There are no known factors for what causes autism spectrum disorder, however, some common factors that can play a role include:
- Genetics: Having a family member with ASD is more likely to pass on the disorder.
- Environmental Factors: Factors like viral infections, prenatal issues, and even air toxins can cause ASD.
- Brain Development: In imaging studies, it has been found that structural and functional differences in the brain can also cause Asperger’s.
Can It Be Treated?
There is no specific cure for ASD and it’s not something that needs treatment. ASD, including Asperger’s, is seen as a part of one’s identity rather than something that needs to be “cured”. ASD and Asperger’s may cause anxiety, stress, and depression so many people look to help reduce the symptoms of those issues than treating their ASD.
Learning to communicate and interact with non-autistic people can be emotionally and mentally draining on people with Asperger’s and to help with that, they can choose therapy.
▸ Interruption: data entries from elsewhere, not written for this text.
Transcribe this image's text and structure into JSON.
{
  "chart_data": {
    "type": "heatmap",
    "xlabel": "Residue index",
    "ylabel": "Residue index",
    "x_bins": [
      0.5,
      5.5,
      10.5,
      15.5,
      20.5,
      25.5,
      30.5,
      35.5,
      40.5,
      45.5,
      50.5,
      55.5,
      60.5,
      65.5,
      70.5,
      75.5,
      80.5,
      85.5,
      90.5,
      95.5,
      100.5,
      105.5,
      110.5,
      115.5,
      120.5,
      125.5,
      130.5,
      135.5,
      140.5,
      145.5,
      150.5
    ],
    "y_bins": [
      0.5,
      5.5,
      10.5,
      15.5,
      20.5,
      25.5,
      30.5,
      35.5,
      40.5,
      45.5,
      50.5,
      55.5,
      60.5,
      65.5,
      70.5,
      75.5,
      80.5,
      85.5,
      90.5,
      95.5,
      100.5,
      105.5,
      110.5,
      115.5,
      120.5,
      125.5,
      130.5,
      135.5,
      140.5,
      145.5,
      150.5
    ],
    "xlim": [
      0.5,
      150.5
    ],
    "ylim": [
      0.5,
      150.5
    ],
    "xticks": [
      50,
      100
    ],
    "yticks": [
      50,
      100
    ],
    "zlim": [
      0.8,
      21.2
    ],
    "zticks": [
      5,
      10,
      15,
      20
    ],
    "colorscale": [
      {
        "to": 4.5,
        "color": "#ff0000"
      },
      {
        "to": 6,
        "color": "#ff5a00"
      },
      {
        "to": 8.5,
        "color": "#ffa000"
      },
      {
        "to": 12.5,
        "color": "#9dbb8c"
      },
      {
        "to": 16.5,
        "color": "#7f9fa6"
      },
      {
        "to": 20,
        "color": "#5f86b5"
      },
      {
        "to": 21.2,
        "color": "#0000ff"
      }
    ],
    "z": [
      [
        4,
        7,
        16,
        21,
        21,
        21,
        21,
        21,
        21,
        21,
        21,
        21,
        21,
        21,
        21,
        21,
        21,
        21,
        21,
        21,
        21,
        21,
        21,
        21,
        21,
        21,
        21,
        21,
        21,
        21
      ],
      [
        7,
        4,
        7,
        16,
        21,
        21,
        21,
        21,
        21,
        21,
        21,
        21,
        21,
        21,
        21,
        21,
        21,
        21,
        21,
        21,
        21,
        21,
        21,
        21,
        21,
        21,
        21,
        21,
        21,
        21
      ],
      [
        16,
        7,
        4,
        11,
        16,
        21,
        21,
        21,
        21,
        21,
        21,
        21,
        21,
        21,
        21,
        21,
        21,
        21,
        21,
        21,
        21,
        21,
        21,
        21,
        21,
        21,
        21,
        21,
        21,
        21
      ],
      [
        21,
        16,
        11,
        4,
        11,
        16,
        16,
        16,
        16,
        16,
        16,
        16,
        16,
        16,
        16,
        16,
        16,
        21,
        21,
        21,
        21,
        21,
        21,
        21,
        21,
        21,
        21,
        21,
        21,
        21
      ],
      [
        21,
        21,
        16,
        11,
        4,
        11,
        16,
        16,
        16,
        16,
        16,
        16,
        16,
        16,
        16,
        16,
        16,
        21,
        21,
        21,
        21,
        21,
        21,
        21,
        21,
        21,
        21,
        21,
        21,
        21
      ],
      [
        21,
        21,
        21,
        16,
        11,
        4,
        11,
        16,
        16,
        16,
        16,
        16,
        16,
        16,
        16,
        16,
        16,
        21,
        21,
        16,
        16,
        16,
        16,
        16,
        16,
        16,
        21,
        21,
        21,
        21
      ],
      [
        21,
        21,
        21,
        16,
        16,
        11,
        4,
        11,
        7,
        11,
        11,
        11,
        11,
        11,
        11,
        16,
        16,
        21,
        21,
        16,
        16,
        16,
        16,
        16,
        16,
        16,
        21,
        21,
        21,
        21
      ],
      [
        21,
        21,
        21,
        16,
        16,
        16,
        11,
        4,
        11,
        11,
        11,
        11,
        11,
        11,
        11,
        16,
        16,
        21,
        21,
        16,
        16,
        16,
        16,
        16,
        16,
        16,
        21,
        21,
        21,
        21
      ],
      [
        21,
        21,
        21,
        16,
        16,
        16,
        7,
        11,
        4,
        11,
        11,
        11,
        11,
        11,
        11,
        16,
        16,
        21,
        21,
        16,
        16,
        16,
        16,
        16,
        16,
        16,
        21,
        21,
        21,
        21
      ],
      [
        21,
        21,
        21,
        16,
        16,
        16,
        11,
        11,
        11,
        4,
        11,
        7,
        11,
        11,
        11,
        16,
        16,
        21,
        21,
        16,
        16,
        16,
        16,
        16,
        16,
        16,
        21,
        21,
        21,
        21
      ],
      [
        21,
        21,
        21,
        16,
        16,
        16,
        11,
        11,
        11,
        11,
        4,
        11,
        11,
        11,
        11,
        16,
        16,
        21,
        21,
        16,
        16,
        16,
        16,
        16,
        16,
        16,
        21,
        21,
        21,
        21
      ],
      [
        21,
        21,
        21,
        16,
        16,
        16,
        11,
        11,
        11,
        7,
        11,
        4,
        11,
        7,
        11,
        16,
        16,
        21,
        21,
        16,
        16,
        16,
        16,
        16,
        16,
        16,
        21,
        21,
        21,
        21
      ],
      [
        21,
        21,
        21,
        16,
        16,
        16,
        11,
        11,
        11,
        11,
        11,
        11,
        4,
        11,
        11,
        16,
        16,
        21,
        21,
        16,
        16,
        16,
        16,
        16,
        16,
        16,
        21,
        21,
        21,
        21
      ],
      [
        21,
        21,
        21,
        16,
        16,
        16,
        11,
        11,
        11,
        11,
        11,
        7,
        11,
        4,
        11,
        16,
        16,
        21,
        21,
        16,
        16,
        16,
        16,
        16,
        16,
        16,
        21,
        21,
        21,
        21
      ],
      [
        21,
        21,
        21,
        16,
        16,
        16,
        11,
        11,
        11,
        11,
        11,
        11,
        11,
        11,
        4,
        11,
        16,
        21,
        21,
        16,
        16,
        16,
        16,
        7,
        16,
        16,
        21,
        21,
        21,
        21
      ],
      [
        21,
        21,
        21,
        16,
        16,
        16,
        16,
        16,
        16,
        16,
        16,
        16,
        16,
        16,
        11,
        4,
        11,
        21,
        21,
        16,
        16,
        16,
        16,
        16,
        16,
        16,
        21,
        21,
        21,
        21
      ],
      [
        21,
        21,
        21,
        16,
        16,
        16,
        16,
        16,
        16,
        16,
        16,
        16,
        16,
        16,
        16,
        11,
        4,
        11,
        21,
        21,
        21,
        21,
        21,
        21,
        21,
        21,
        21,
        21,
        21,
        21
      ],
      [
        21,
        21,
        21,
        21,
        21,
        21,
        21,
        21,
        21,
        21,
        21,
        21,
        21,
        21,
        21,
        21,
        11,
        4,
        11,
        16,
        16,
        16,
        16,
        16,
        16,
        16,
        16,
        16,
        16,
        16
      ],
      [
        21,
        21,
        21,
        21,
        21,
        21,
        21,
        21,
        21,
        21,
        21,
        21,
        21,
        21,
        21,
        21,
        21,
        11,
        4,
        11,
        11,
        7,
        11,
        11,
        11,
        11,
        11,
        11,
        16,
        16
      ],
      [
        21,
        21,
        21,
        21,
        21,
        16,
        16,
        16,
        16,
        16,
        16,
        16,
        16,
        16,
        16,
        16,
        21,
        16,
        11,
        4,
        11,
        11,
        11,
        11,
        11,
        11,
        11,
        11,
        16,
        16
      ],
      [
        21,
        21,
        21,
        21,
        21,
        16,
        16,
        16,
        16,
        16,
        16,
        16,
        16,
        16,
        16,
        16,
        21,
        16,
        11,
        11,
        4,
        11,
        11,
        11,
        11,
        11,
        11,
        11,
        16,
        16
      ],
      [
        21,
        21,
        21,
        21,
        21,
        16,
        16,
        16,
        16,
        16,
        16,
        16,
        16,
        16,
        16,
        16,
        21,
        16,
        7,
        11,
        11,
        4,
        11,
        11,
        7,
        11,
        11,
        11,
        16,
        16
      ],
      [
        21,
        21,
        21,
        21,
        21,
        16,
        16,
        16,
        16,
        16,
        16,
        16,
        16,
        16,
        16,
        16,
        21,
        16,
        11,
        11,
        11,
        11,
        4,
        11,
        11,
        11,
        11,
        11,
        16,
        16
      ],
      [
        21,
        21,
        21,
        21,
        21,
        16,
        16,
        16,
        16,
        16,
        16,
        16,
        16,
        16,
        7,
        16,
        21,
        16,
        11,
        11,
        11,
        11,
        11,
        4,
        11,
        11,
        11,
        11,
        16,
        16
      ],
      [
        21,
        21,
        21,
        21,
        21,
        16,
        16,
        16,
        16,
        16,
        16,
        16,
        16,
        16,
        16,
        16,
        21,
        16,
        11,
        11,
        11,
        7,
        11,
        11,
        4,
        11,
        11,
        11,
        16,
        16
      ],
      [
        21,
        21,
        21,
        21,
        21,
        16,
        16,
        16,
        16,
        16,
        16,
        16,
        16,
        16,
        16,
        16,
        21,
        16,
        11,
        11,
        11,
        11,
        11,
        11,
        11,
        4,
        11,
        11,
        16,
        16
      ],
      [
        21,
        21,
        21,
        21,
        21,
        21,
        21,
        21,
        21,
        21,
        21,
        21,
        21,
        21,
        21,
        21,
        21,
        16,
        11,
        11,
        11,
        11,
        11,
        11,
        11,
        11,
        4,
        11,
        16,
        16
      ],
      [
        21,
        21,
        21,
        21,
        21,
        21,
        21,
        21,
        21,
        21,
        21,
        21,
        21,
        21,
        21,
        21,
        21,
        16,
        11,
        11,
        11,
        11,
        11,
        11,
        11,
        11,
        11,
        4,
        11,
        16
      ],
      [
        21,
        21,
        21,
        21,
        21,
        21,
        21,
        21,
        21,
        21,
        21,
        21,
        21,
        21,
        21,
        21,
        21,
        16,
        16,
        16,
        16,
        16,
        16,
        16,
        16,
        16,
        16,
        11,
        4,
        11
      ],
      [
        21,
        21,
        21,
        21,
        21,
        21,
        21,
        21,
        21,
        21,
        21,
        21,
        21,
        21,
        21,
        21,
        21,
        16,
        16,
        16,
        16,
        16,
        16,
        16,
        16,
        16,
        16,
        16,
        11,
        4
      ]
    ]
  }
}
Therapy can help address social, communication, and behavioral issues that may cause one anxiety in their daily life. Therapy approaches that can help with this can include:
- Cognitive-Behavioral Therapy (CBT)
- Sensory Integration Therapy
- Social Skills Training
- Stress Management
- Anger Management
- Occupational Therapy
- Speech Therapy
Other self-help approaches can include:
- Melatonin, as sleep disturbances often co-occur with Asperger’s syndrome
- Music and art therapy can help with communication and social difficulties
- Massage therapy can help reduce anxiety, and sensory symptoms, and also help with stress management in Asperger’s syndrome
- Joining support groups to learn more about Asperger’s and how to support a loved one or to learn how to live with Asperger’s
For many, getting an Asperger’s or Autism diagnosis can be a relief as it helps them make sense of their daily experiences and challenges. For an official diagnosis, it is recommended that you seek a psychologist, physician, or psychiatrist.
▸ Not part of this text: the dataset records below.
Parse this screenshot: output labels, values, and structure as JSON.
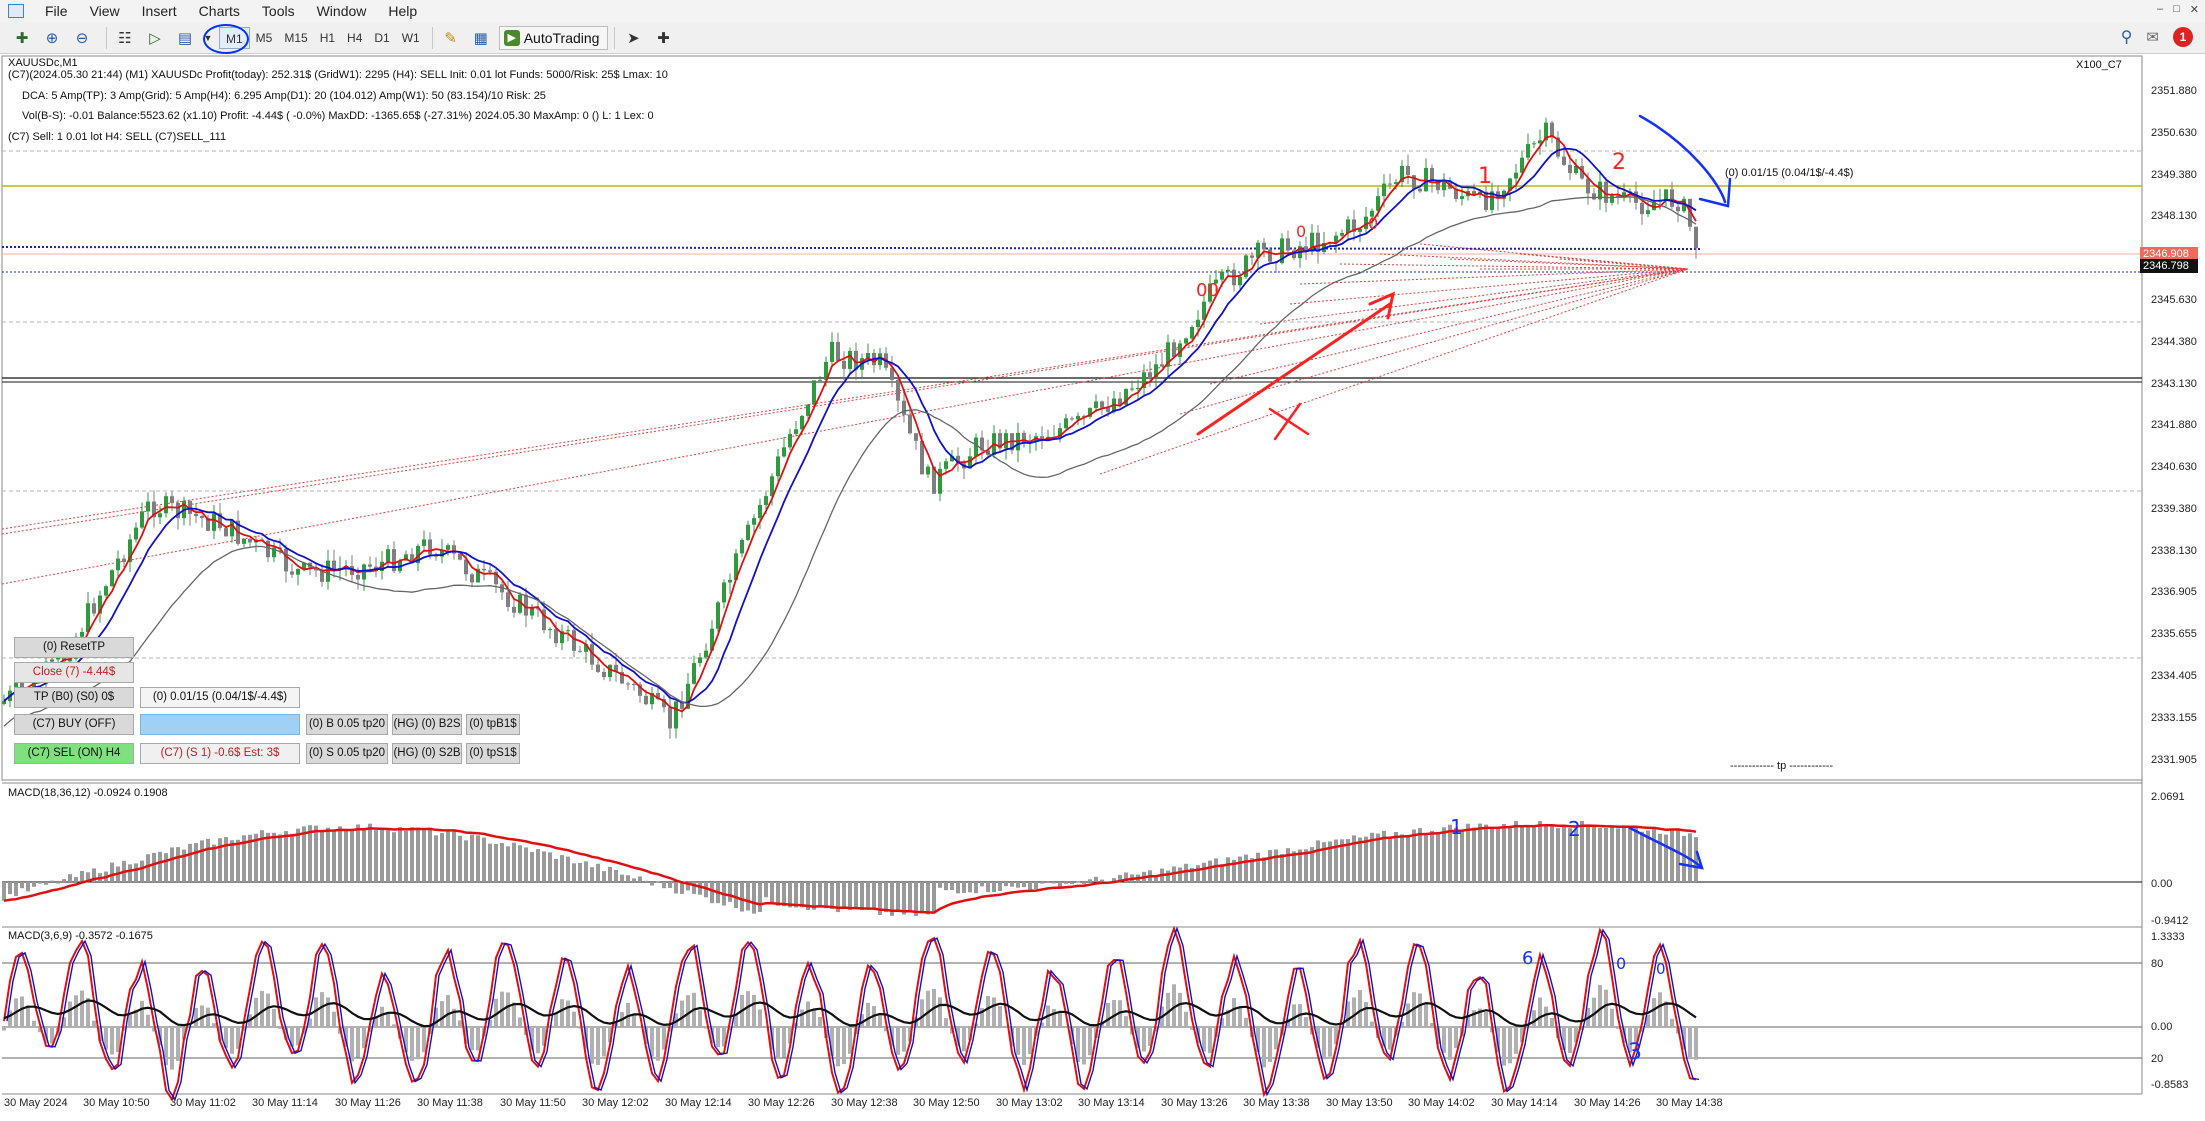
{
  "menu": {
    "items": [
      "File",
      "View",
      "Insert",
      "Charts",
      "Tools",
      "Window",
      "Help"
    ]
  },
  "toolbar": {
    "timeframes": [
      "M1",
      "M5",
      "M15",
      "H1",
      "H4",
      "D1",
      "W1"
    ],
    "active_timeframe": "M1",
    "autotrading_label": "AutoTrading",
    "alert_count": "1"
  },
  "info": {
    "symbol_line": "XAUUSDc,M1",
    "line1": "(C7)(2024.05.30 21:44)    (M1) XAUUSDc    Profit(today): 252.31$    (GridW1): 2295    (H4): SELL    Init: 0.01 lot    Funds: 5000/Risk: 25$    Lmax: 10",
    "line2": "DCA: 5    Amp(TP): 3    Amp(Grid): 5    Amp(H4): 6.295    Amp(D1): 20 (104.012)    Amp(W1): 50 (83.154)/10    Risk: 25",
    "line3": "Vol(B-S): -0.01    Balance:5523.62 (x1.10)    Profit:  -4.44$ ( -0.0%)    MaxDD: -1365.65$ (-27.31%) 2024.05.30    MaxAmp: 0 ()    L: 1    Lex: 0",
    "line4": "(C7)    Sell: 1    0.01 lot    H4: SELL    (C7)SELL_111",
    "chart_name": "X100_C7",
    "order_label": "(0)  0.01/15 (0.04/1$/-4.4$)",
    "tp_label": "------------ tp ------------"
  },
  "panel": {
    "reset_tp": "(0) ResetTP",
    "close": "Close (7)   -4.44$",
    "tp": "TP (B0) (S0) 0$",
    "order_info": "(0)  0.01/15 (0.04/1$/-4.4$)",
    "buy": "(C7) BUY (OFF)",
    "sell": "(C7) SEL (ON) H4",
    "s1": "(C7) (S 1)    -0.6$  Est: 3$",
    "b_tp": "(0) B 0.05 tp20",
    "s_tp": "(0) S 0.05 tp20",
    "hg_b2s": "(HG) (0) B2S",
    "hg_s2b": "(HG) (0) S2B",
    "tpb": "(0) tpB1$",
    "tps": "(0) tpS1$"
  },
  "price_axis": [
    "2351.880",
    "2350.630",
    "2349.380",
    "2348.130",
    "2345.630",
    "2344.380",
    "2343.130",
    "2341.880",
    "2340.630",
    "2339.380",
    "2338.130",
    "2336.905",
    "2335.655",
    "2334.405",
    "2333.155",
    "2331.905"
  ],
  "current_price_red": "2346.908",
  "current_price_bid": "2346.798",
  "macd1": {
    "label": "MACD(18,36,12) -0.0924 0.1908",
    "axis": [
      "2.0691",
      "0.00",
      "-0.9412"
    ]
  },
  "macd2": {
    "label": "MACD(3,6,9) -0.3572 -0.1675",
    "axis": [
      "1.3333",
      "80",
      "0.00",
      "20",
      "-0.8583"
    ]
  },
  "time_axis": [
    "30 May 2024",
    "30 May 10:50",
    "30 May 11:02",
    "30 May 11:14",
    "30 May 11:26",
    "30 May 11:38",
    "30 May 11:50",
    "30 May 12:02",
    "30 May 12:14",
    "30 May 12:26",
    "30 May 12:38",
    "30 May 12:50",
    "30 May 13:02",
    "30 May 13:14",
    "30 May 13:26",
    "30 May 13:38",
    "30 May 13:50",
    "30 May 14:02",
    "30 May 14:14",
    "30 May 14:26",
    "30 May 14:38"
  ],
  "annotations": {
    "red_1": "1",
    "red_2": "2",
    "red_0a": "0",
    "red_0b": "0",
    "red_00": "00",
    "red_x": "X",
    "blue_1": "1",
    "blue_2": "2",
    "blue_3": "3",
    "blue_6": "6",
    "blue_0a": "0",
    "blue_0b": "0"
  },
  "colors": {
    "bull": "#2e9a3e",
    "bear": "#7f7f7f",
    "ma_red": "#e01010",
    "ma_blue": "#1010d0",
    "ma_gray": "#666666",
    "annotation_red": "#ff2020",
    "annotation_blue": "#1530ff"
  }
}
If you’re worried about your child having Asperger’s syndrome or them being on the autism spectrum, then you can consult a healthcare professional or log on to these resources for support and self-education:
- Asperger/Autism Network (AANE)
- Autistic Self Advocacy Network
- Autistic Women & Nonbinary Network
- Autism Society National Helpline
You can also connect with BetterHelp if you’d like a professional consultation or help from a licensed and certified therapist.
I hope this article helped you understand what Asperger’s syndrome is, the symptoms of Asperger’s, the causes, which areas of life it affects, and how to cope with Asperger’s syndrome.